Pourvu qu’il ne descende pas. Je ne connais pas cet homme pourtant je me suis déjà attaché à lui. C’est un flot de voyageurs qui descendent. Je le perds de vue quelques secondes. Beaucoup de personnes sont descendus mais pas assez pour que je puisse m’assoir pour bouquiner tranquillement. Tsss, tsss, tsss, tu as un canon devant toi et tu envisages de plonger le nez dans un bouquin. Faut que tu sortes un peu ma fille ! Alors oublie ton livre et profite de la vue. Ton thriller passionnant peut attendre quelques heures.

Miracle, il s’est même rapproché. Je ne peux m’empêcher de me demander quel métier il exerce. Il tient une sacoche qu’il pose entre ses pieds. Ses chaussures sont bien cirées.

Ledru Rolin,

Je ne vois plus les stations passés, pour une fois dans les transports, le temps passe trop vite. Je lui jette toujours des regards en biais, je crois qu’il a repéré mon manège et qu’il en fait autant.

Chemin vert,

Flûte mon terminus se rapproche pour une fois j’irai bien jusqu’à Balard. Je profite du temps qu’il nous reste et je fantasme. J’imagine sa peau bronzée contre ma peau blanche, l’odeur de son parfum, le goût de ses baisers, le douceur de ses caresses. Il me regarde et je rougis comme une collégienne.

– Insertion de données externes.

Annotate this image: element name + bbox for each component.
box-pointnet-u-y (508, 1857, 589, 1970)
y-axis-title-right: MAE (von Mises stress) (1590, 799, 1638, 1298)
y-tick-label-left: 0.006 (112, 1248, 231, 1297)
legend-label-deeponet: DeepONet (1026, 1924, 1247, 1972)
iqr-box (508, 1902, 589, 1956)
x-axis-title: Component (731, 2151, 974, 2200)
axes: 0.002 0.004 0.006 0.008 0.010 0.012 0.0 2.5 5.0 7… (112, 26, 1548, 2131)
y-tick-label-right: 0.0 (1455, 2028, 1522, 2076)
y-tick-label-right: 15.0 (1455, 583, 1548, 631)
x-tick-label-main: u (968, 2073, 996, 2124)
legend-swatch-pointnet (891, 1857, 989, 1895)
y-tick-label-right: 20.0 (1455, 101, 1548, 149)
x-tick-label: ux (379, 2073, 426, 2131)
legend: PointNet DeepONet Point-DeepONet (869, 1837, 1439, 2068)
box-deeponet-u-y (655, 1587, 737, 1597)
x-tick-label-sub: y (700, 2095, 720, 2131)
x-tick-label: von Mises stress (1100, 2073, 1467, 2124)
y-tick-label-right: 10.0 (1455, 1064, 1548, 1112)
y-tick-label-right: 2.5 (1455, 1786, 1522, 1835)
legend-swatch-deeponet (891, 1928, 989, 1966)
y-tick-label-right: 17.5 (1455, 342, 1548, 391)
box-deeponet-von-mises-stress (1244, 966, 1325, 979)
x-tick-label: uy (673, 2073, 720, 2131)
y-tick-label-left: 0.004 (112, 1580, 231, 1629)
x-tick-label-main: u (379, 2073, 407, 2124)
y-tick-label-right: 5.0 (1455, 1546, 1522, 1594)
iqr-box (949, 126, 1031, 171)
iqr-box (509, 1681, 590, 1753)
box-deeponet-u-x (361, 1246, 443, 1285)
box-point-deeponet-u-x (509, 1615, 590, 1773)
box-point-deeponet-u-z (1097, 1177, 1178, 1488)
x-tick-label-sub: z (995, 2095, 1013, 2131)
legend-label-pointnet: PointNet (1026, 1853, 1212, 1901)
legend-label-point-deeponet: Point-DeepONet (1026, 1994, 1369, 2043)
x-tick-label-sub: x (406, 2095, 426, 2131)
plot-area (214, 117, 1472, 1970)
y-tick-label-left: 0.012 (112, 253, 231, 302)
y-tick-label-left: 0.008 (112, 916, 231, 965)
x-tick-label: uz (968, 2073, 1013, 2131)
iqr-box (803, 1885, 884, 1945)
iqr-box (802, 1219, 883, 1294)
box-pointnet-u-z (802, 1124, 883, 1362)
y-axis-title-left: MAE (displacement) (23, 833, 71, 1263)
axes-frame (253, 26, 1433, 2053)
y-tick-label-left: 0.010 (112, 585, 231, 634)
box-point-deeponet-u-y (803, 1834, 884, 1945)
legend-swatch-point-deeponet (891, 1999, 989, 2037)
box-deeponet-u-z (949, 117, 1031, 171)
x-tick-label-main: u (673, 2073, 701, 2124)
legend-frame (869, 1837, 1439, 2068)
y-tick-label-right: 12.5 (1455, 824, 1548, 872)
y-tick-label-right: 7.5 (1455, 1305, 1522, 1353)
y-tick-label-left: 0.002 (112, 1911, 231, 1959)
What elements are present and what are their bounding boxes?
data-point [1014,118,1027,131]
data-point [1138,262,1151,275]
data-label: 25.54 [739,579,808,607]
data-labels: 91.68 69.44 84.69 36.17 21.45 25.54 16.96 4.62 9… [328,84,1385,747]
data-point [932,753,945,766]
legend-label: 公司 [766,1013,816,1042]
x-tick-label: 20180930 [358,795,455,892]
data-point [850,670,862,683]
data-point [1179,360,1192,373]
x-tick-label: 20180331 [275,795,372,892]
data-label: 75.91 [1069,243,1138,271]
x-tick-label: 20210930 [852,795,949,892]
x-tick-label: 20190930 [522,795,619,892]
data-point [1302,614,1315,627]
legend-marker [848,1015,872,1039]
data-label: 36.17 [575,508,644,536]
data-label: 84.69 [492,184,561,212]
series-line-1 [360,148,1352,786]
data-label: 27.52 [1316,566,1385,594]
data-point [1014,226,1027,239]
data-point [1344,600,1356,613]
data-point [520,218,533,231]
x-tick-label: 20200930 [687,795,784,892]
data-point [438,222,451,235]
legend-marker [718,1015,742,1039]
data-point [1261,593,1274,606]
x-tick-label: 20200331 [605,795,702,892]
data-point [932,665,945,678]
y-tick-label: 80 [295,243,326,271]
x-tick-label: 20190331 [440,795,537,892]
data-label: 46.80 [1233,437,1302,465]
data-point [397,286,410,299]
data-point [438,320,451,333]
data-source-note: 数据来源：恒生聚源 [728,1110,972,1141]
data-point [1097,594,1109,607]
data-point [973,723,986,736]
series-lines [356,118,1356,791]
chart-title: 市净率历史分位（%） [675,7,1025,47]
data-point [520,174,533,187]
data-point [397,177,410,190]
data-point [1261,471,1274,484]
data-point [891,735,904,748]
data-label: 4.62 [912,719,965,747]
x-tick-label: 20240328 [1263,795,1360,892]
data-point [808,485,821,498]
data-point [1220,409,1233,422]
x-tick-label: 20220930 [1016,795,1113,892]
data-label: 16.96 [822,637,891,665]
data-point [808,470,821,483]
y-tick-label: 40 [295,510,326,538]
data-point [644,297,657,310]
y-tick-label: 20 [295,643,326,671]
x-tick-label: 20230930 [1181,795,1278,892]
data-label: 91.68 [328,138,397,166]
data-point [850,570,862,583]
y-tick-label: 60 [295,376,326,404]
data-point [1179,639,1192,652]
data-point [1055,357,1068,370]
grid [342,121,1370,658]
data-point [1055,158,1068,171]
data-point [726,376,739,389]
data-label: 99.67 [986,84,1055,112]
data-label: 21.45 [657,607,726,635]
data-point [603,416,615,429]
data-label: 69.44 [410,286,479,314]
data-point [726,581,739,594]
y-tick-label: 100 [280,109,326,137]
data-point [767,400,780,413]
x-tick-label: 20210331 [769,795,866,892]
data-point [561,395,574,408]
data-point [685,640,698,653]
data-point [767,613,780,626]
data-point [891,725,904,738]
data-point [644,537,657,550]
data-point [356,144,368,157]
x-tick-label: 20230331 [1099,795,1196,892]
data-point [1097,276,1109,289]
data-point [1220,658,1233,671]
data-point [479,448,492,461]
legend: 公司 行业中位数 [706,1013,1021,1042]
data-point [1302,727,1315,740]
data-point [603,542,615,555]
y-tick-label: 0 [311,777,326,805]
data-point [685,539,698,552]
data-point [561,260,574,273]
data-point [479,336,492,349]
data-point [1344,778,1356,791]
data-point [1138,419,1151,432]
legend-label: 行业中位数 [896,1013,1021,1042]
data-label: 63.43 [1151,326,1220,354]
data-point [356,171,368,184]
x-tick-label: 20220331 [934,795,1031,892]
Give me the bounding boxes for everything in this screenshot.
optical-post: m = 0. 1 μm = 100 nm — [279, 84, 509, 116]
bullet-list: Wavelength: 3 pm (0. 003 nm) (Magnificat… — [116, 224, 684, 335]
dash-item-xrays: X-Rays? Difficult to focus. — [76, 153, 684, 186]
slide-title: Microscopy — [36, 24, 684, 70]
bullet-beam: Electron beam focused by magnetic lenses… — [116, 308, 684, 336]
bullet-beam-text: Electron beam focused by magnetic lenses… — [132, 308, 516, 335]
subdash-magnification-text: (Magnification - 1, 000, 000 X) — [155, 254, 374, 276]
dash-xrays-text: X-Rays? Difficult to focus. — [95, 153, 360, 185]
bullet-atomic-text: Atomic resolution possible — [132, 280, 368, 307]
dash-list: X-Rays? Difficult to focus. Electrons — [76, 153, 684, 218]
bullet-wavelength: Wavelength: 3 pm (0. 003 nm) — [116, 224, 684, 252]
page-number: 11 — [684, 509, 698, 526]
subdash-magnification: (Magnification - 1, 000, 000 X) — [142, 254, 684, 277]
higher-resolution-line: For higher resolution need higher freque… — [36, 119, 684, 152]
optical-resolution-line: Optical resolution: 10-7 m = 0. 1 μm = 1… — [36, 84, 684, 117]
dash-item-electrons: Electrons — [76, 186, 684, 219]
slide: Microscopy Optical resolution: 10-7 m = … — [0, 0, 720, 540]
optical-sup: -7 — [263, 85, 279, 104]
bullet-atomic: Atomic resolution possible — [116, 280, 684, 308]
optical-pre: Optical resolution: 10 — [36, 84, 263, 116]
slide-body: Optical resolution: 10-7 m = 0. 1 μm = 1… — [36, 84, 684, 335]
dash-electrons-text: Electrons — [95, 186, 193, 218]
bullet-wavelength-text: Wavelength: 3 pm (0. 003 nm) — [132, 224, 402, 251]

Comprenez-moi, je n’ai pas l’habitude de m’imaginer nue avec un parfait inconnu. Je rougis encore plus.

Fille du calvaire,

Je soupire. Je descends à la prochaine station et lui à quel station descend-t-il ? Je suis un peu déçu ce petit jeu est bientôt terminé, à moins que lui aussi ne descende à République. Ne rêve pas ?

République,

Nous y voilà. Le moment de vérité approche. Le train entre sans la station, les gens commencent à bouger et se tourner vers les portes. Il n’a pas l’air de vouloir sortir mais moi non plus. Le train s’arrête, les portes s’ouvrent. Les passagers se bousculent et s’agglutinent aux portes. J’attends une seconde, il reste sur ses positions. Les uns descendent, les autres commencent à monter. Je jette un dernier regard furtif en me dirigeant vers les portes et je franchis à regret la marche qui me conduit vers le quai et me fais quitter définitivement ce train.

A contrecœur, je file vers ma correspondance. Je suis toujours en retard mais la journée me parut plus illuminée. Merci qui ? Merci Kiki. Reverrai-je un jour cet homme, j’en sais rien. Je ne crois pas mais c’est possible. Seulement si le hasard me le permet.